En somme, il n’était pas question, au sortir, de ce dialogue de la Résistance, de participer aux législatives qui pointaient. Car cela aurait nécessairement impliqué l’acceptation d’un dialogue avec Ali Bongo Ondimba. Pourtant, les Européens, quant à eux, en étaient arrivés à une autre conclusion dans leurs recommandations prioritaires contenues dans le rapport officiel de la Mission d’Observation de l’Election présidentielle de 2016 au Gabon : « La mission souhaite que les recommandations formulées à la fin de ce rapport puissent contribuer au renforcement du cadre électoral en vue des prochaines échéances électorales. » Autrement dit, en 2016, la MOE-UE invitait déjà la classe politique gabonaise à préparer les législatives qui suivraient. Le 14 septembre 2017, la Résolution du Parlement européen sur la répression de l’opposition au Gabon, dans trois de ses recommandations obéit au même état d’esprit en invitant « instamment », dans sa cinquième recommandation, « le gouvernement du Gabon à procéder à une réforme approfondie et rapide du cadre électoral, en tenant compte des recommandations formulées par la MOE de l’Union européenne, afin de l’améliorer et de le rendre totalement transparent et crédible; souligne que les autorités gabonaises doivent garantir une coopération pleine et loyale avec tous les acteurs nationaux et internationaux pertinents, afin de veiller à ce que les prochaines élections législatives, qui auraient déjà dû avoir lieu, soient totalement transparentes et crédibles et se déroulent dans un climat de liberté, de démocratie, d’ouverture et de paix; ».

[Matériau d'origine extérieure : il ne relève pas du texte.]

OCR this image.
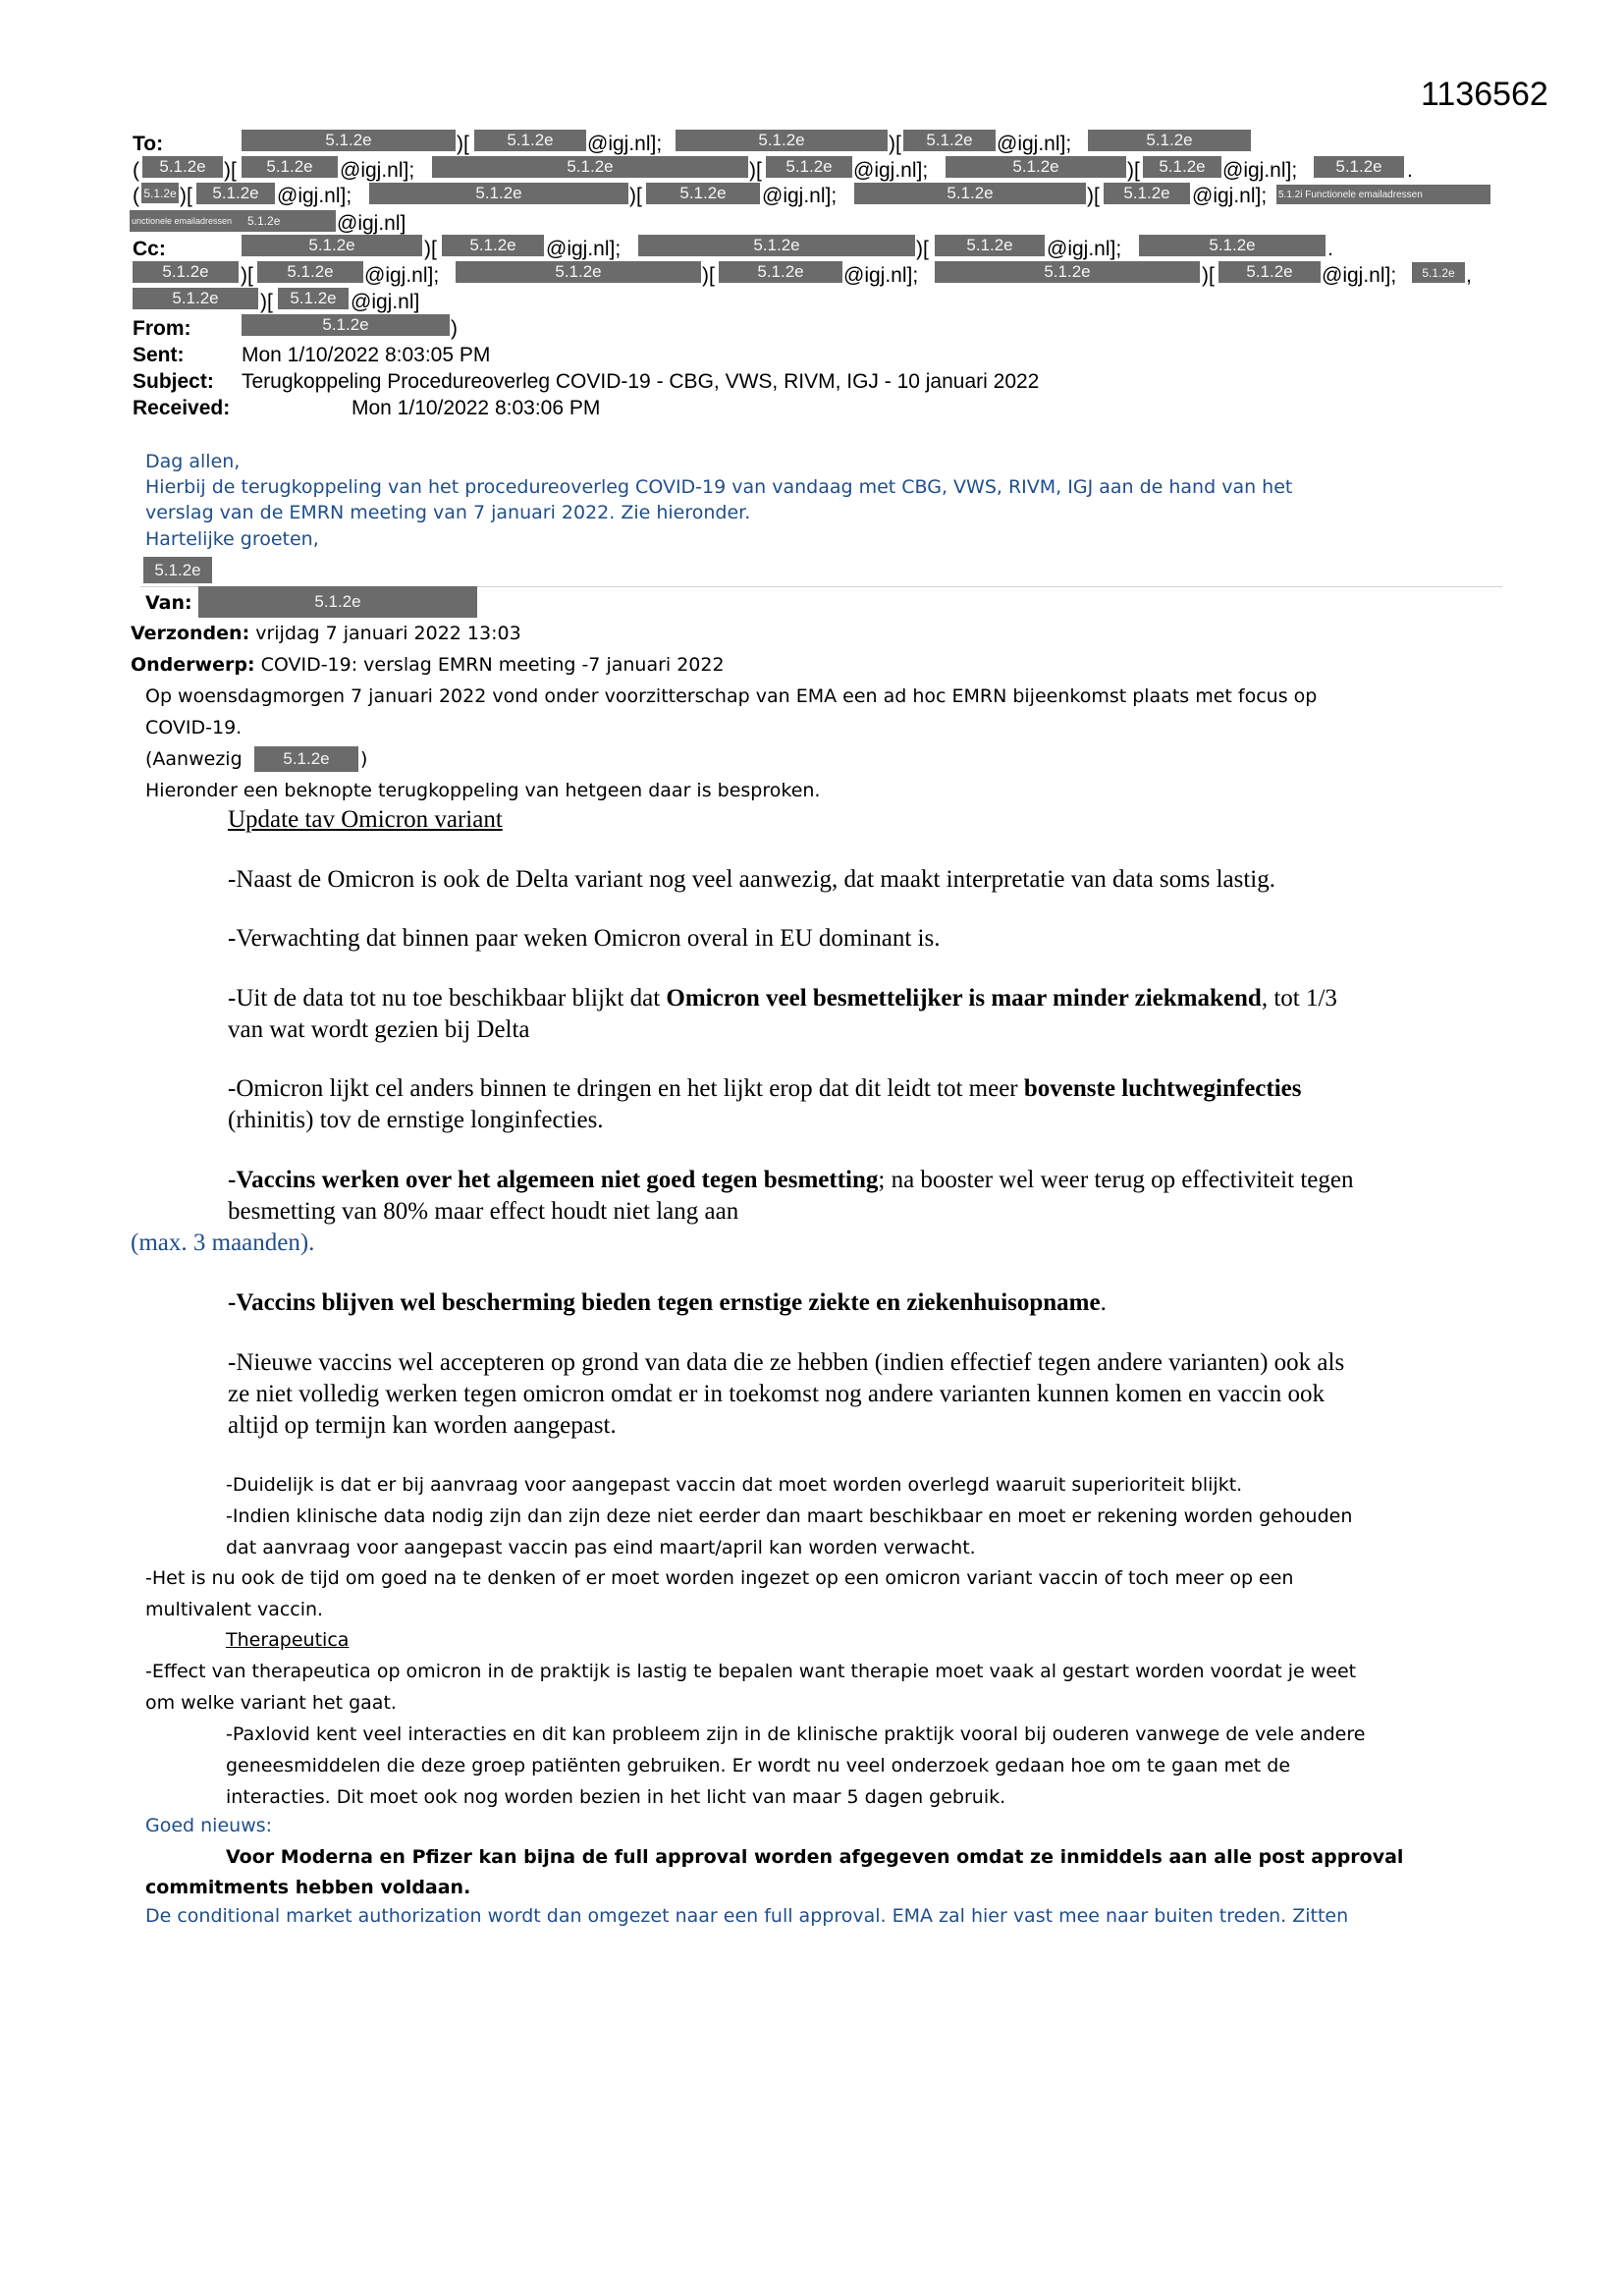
1136562
To:	5.1.2e	)[	5.1.2e	@igj.nl];	5.1.2e	)[	5.1.2e	@igj.nl];	5.1.2e
(	5.1.2e )[	5.1.2e	@igj.nl];	5.1.2e	)[	5.1.2e	@igj.nl];	5.1.2e	)[	5.1.2e @igj.nl];	5.1.2e	.
( 5.1.2e )[	5.1.2e @igj.nl];	5.1.2e	)[	5.1.2e	@igj.nl];	5.1.2e	)[	5.1.2e	@igj.nl]; 5.1.2i Functionele emailadressen
unctionele emailadressen	5.1.2e	@igj.nl]
Cc:	5.1.2e	)[	5.1.2e	@igj.nl];	5.1.2e	)[	5.1.2e	@igj.nl];	5.1.2e	.
5.1.2e	)[	5.1.2e	@igj.nl];	5.1.2e	)[	5.1.2e	@igj.nl];	5.1.2e	)[	5.1.2e	@igj.nl];	5.1.2e ,
5.1.2e	)[	5.1.2e @igj.nl]
From:	5.1.2e	)
Sent:	Mon 1/10/2022 8:03:05 PM
Subject: Terugkoppeling Procedureoverleg COVID-19 - CBG, VWS, RIVM, IGJ - 10 januari 2022
Received:	Mon 1/10/2022 8:03:06 PM
Dag allen,
Hierbij de terugkoppeling van het procedureoverleg COVID-19 van vandaag met CBG, VWS, RIVM, IGJ aan de hand van het
verslag van de EMRN meeting van 7 januari 2022. Zie hieronder.
Hartelijke groeten,
5.1.2e
Van:	5.1.2e
Verzonden: vrijdag 7 januari 2022 13:03
Onderwerp: COVID-19: verslag EMRN meeting -7 januari 2022
Op woensdagmorgen 7 januari 2022 vond onder voorzitterschap van EMA een ad hoc EMRN bijeenkomst plaats met focus op
COVID-19.
(Aanwezig	5.1.2e	)
Hieronder een beknopte terugkoppeling van hetgeen daar is besproken.
Update tav Omicron variant
-Naast de Omicron is ook de Delta variant nog veel aanwezig, dat maakt interpretatie van data soms lastig.
-Verwachting dat binnen paar weken Omicron overal in EU dominant is.
-Uit de data tot nu toe beschikbaar blijkt dat Omicron veel besmettelijker is maar minder ziekmakend, tot 1/3
van wat wordt gezien bij Delta
-Omicron lijkt cel anders binnen te dringen en het lijkt erop dat dit leidt tot meer bovenste luchtweginfecties
(rhinitis) tov de ernstige longinfecties.
-Vaccins werken over het algemeen niet goed tegen besmetting; na booster wel weer terug op effectiviteit tegen
besmetting van 80% maar effect houdt niet lang aan
(max. 3 maanden).
-Vaccins blijven wel bescherming bieden tegen ernstige ziekte en ziekenhuisopname.
-Nieuwe vaccins wel accepteren op grond van data die ze hebben (indien effectief tegen andere varianten) ook als
ze niet volledig werken tegen omicron omdat er in toekomst nog andere varianten kunnen komen en vaccin ook
altijd op termijn kan worden aangepast.
-Duidelijk is dat er bij aanvraag voor aangepast vaccin dat moet worden overlegd waaruit superioriteit blijkt.
-Indien klinische data nodig zijn dan zijn deze niet eerder dan maart beschikbaar en moet er rekening worden gehouden
dat aanvraag voor aangepast vaccin pas eind maart/april kan worden verwacht.
-Het is nu ook de tijd om goed na te denken of er moet worden ingezet op een omicron variant vaccin of toch meer op een
multivalent vaccin.
Therapeutica
-Effect van therapeutica op omicron in de praktijk is lastig te bepalen want therapie moet vaak al gestart worden voordat je weet
om welke variant het gaat.
-Paxlovid kent veel interacties en dit kan probleem zijn in de klinische praktijk vooral bij ouderen vanwege de vele andere
geneesmiddelen die deze groep patiënten gebruiken. Er wordt nu veel onderzoek gedaan hoe om te gaan met de
interacties. Dit moet ook nog worden bezien in het licht van maar 5 dagen gebruik.
Goed nieuws:
Voor Moderna en Pfizer kan bijna de full approval worden afgegeven omdat ze inmiddels aan alle post approval
commitments hebben voldaan.
De conditional market authorization wordt dan omgezet naar een full approval. EMA zal hier vast mee naar buiten treden. Zitten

Le Parlement européen va plus loin. Sans condamner, le moins du monde, le principe d’un dialogue avec le pouvoir, il le souhaite inclusif et, pour cela, il souligne, recommandation 7, « ses réserves quant au degré d’ouverture du dialogue national lancé par le gouvernement gabonais et, par conséquent, à sa crédibilité et à sa pertinence », notamment du fait que « Jean Ping et sa «Coalition pour la nouvelle République» ont refusé de prendre part à ce dialogue ». Mieux, c’est le « gouvernement gabonais » que le parlement européen interpelle et « exhorte … à apporter une réponse concrète aux inquiétudes de la communauté internationale, en organisant rapidement un forum consultatif pour un dialogue réellement ouvert à tous, transparent et impartial; demande également à l’opposition d’évaluer la crédibilité de ce processus ».

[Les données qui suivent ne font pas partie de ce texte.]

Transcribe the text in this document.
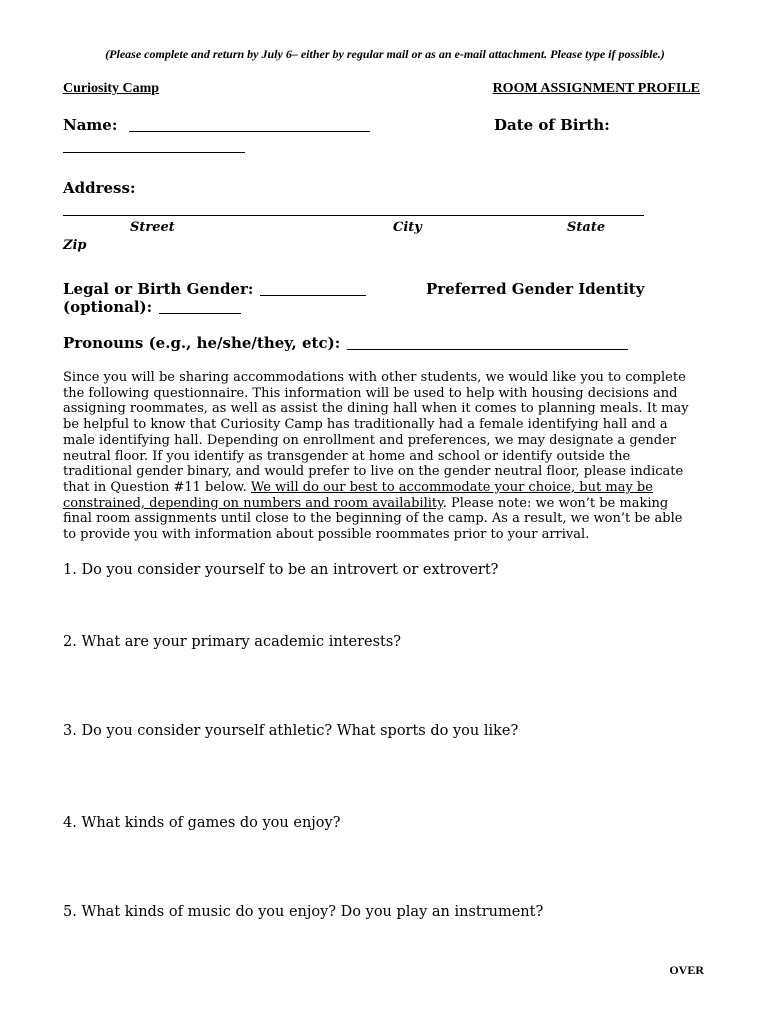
(Please complete and return by July 6– either by regular mail or as an e-mail attachment. Please type if possible.)
Curiosity Camp	ROOM ASSIGNMENT PROFILE
Name:	Date of Birth:
Address:
Street	City	State
Zip
Legal or Birth Gender:	Preferred Gender Identity
(optional):
Pronouns (e.g., he/she/they, etc):
Since you will be sharing accommodations with other students, we would like you to complete
the following questionnaire. This information will be used to help with housing decisions and
assigning roommates, as well as assist the dining hall when it comes to planning meals. It may
be helpful to know that Curiosity Camp has traditionally had a female identifying hall and a
male identifying hall. Depending on enrollment and preferences, we may designate a gender
neutral floor. If you identify as transgender at home and school or identify outside the
traditional gender binary, and would prefer to live on the gender neutral floor, please indicate
that in Question #11 below. We will do our best to accommodate your choice, but may be
constrained, depending on numbers and room availability. Please note: we won’t be making
final room assignments until close to the beginning of the camp. As a result, we won’t be able
to provide you with information about possible roommates prior to your arrival.
1. Do you consider yourself to be an introvert or extrovert?
2. What are your primary academic interests?
3. Do you consider yourself athletic? What sports do you like?
4. What kinds of games do you enjoy?
5. What kinds of music do you enjoy? Do you play an instrument?
OVER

Deux anciens candidats à la présidentielle 2016 s’étant retirés de la course au profit de Jean Ping sont sensibles à cette orientation européenne. Casimir Oye Mba et Guy Nzouba Ndama. Mais il y a une fin de non-recevoir du chef de la Coalition pour la Nouvelle République : « Je refuse de dialoguer avec ce monstre » ou encore : « Je ne veux pas trahir le mandat que le peuple gabonais m’a librement confié … À ceux qui, hier encore membres de l’opposition, ont décidé de prendre part à cette kermesse [le dialogue politique national, NDLR] pour des calculs égoïstes, comme à ceux de nos amis et partenaires qui, de bonne foi, nous proposent d’accepter de dialoguer avec Ali Bongo, […] je le redis ici : c’est non ! C’est niet !… » Jean Ping explique donc à la communauté internationale qu’il ne participera à aucun dialogue avec Ali Bongo Ondimba et propose son propre agenda : « Je reste ouvert à une médiation internationale, visant à rétablir la vérité des urnes […] et je lance un appel solennel à la communauté internationale pour une médiation. […] Je dis bien une médiation et non un dialogue avec Ali Bongo en vue de rétablir la vérité des urnes et d’assurer les conditions pacifiques d’une passation de pouvoir ».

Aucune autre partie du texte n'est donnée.